I build a webscraper with BeautifulSoup for the german yellow pages.
Works good so far.
However the problem is that there is a "Load More" Button which shows 10 more results. The URL does NOT change when clicking on it. Since I am a beginner and wrote the code with a YouTube Tutorial I really don't know how get my webscraper to get all results from the page.
Behaviour now:
Running the Webscraper gets me 50 results. After 50 results on the webpage there is a "Load More" button.
Expected Behaviour:
I can define how many times the webscraper "clicks" on the "Load More" button to get more results and safe them inside a list.
Obviously since the URL doesn't change I cannot add a {x} at the end of the link and do a loop.
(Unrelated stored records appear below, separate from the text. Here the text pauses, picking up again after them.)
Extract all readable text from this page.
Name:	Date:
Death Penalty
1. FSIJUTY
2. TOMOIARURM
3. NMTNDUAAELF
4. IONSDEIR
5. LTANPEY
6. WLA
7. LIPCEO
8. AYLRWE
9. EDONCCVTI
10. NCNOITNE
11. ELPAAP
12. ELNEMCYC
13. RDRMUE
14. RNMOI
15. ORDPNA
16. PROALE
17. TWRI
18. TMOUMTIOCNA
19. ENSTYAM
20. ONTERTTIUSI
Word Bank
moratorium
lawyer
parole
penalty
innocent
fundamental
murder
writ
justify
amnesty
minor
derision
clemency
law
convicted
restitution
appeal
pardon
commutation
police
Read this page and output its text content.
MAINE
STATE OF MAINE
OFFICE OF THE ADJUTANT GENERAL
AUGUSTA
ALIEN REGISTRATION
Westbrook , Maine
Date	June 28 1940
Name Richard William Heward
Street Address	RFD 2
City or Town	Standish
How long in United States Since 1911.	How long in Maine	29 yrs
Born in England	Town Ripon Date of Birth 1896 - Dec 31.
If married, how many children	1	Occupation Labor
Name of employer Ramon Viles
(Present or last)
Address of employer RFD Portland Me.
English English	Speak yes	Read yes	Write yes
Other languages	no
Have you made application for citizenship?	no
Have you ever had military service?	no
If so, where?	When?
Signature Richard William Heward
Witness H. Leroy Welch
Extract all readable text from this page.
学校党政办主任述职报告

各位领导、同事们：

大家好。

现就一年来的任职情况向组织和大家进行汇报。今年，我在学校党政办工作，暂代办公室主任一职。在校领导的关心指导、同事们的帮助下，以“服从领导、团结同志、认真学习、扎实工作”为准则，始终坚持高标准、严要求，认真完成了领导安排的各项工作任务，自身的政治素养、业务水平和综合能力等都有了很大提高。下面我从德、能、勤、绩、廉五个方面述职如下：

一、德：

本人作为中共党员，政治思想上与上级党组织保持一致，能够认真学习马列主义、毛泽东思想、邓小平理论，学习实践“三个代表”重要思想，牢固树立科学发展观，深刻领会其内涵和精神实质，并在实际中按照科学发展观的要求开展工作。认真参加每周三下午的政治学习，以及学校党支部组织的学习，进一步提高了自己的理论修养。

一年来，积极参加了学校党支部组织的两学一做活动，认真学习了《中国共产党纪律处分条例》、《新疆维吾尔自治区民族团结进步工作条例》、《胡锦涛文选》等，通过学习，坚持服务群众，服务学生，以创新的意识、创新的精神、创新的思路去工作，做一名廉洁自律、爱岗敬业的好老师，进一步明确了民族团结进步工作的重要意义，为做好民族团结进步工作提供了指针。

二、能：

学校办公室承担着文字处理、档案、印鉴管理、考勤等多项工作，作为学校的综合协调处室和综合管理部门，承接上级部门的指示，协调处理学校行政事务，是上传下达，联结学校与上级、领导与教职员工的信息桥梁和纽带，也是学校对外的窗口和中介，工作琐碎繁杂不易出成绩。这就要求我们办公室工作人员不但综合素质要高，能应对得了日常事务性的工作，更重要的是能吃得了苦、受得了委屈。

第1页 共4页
I also read something about Selenium but couldn't figure it out by myself.
import requests
import pandas as pd
from bs4 import BeautifulSoup
main_list = []
def extract(url):
headers = {'User-Agent': 'x'}
r = requests.get(url, headers=headers)
soup = BeautifulSoup(r.content, 'html.parser')
return soup.find_all('article', class_ = 'mod mod-Treffer')
def transform (articles):
for item in articles:
name = item.find('h2', {'data-wipe-name': 'Titel'}).text
tel = item.find('p', class_ = 'mod-AdresseKompakt__phoneNumber').text
try:
website = item.find('a', class_ = 'contains-icon-homepage gc-btn gc-btn--s')['href']
except:
website = ''
business = {
'Name': name,
'Website': website,
'Telefonnummer': tel,
}
main_list.append(business)
return
def load():
df = pd.DataFrame(main_list)
df.to_csv('stb_fürth.csv', index=False)
articles = extract(f'german yellow pages')
transform(articles)
load()
print('CSV Datei erstellt')